Spinning the wing with feet on the ground while keeping the wing from touching dirt is considered to be the ultimate cool kid trick. Ground spins demand incredible precision and finesse as well as extensive practice with stall point and back flying. Learning to dial in amazing and clean ground spins not only is a fun way to pass the time, but it also builds a strong foundation for acro flying. Spinning the glider one line-length above the ground can ruin the glider, as the wingtips get scraped against the ground much more and the glider and end up shooting downwards, nose first, and blow out the trailing edge as the leading edge pounds into the ground. Many people who have dedicated enough time to learn ground spins have their own kiting-specific glider, often a very well loved one that is not fit for flying anymore.

Multi Wing Kiting

Multi-wing kiting is the next evolution of ground handling. While it does not translate directly to flying, it is the next challenge, however practical it might be or not. If one guitar neck is not enough for legendary rock stars, then kiting one wing is not enough for legendary ground handlers. Multi-wing kiting is best done with smaller wings with varying line lengths. Smaller wings pull the pilot around less when not overhead and different line lengths allow them to stack in different ways.
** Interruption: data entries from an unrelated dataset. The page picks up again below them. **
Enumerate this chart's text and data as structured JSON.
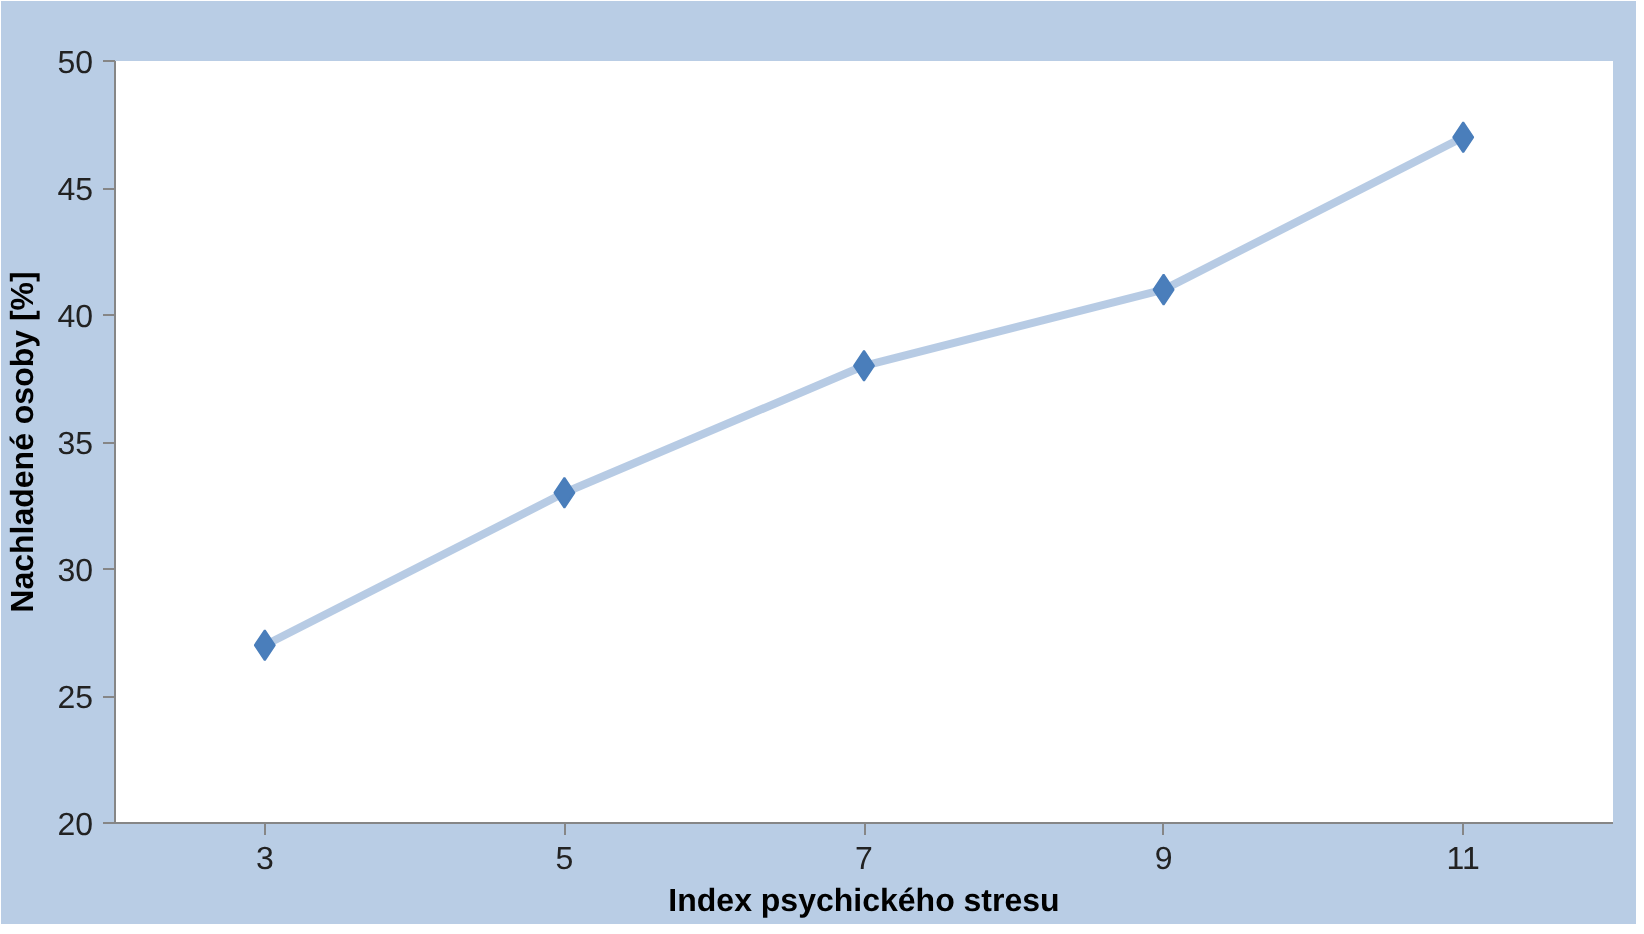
{
  "chart_data": {
    "type": "line",
    "xlabel": "Index psychického stresu",
    "ylabel": "Nachladené osoby [%]",
    "categories": [
      "3",
      "5",
      "7",
      "9",
      "11"
    ],
    "series": [
      {
        "color": "#4a7ebb",
        "values": [
          27,
          33,
          38,
          41,
          47
        ]
      }
    ],
    "ylim": [
      20,
      50
    ],
    "yticks": [
      20,
      25,
      30,
      35,
      40,
      45,
      50
    ],
    "grid": false,
    "marker": "diamond",
    "line_style": "solid"
  }
}
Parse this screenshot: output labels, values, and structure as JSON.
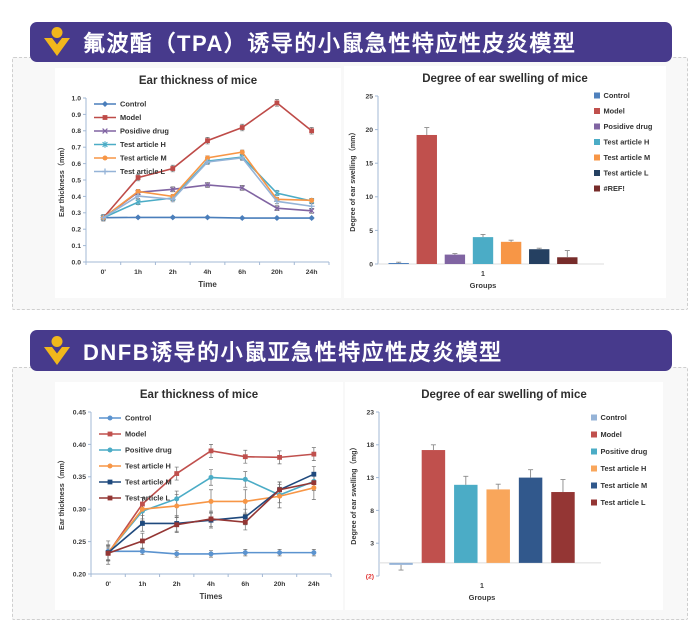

These are just a few of the many tricks that can be learned while kiting. They can be combined with each other, built upon, and perfected. Every pull on a line is like a pushup, and after millions of repetitions, can make for an incredibly strong and practiced pilot. Being able to fly a wing and maintain a tolerance to the ground within inches is an ultimate exercise in precision and mastery. Kiting is to paragliding as the simulator is to flying an airplane or helicopter. Everybody can benefit from more.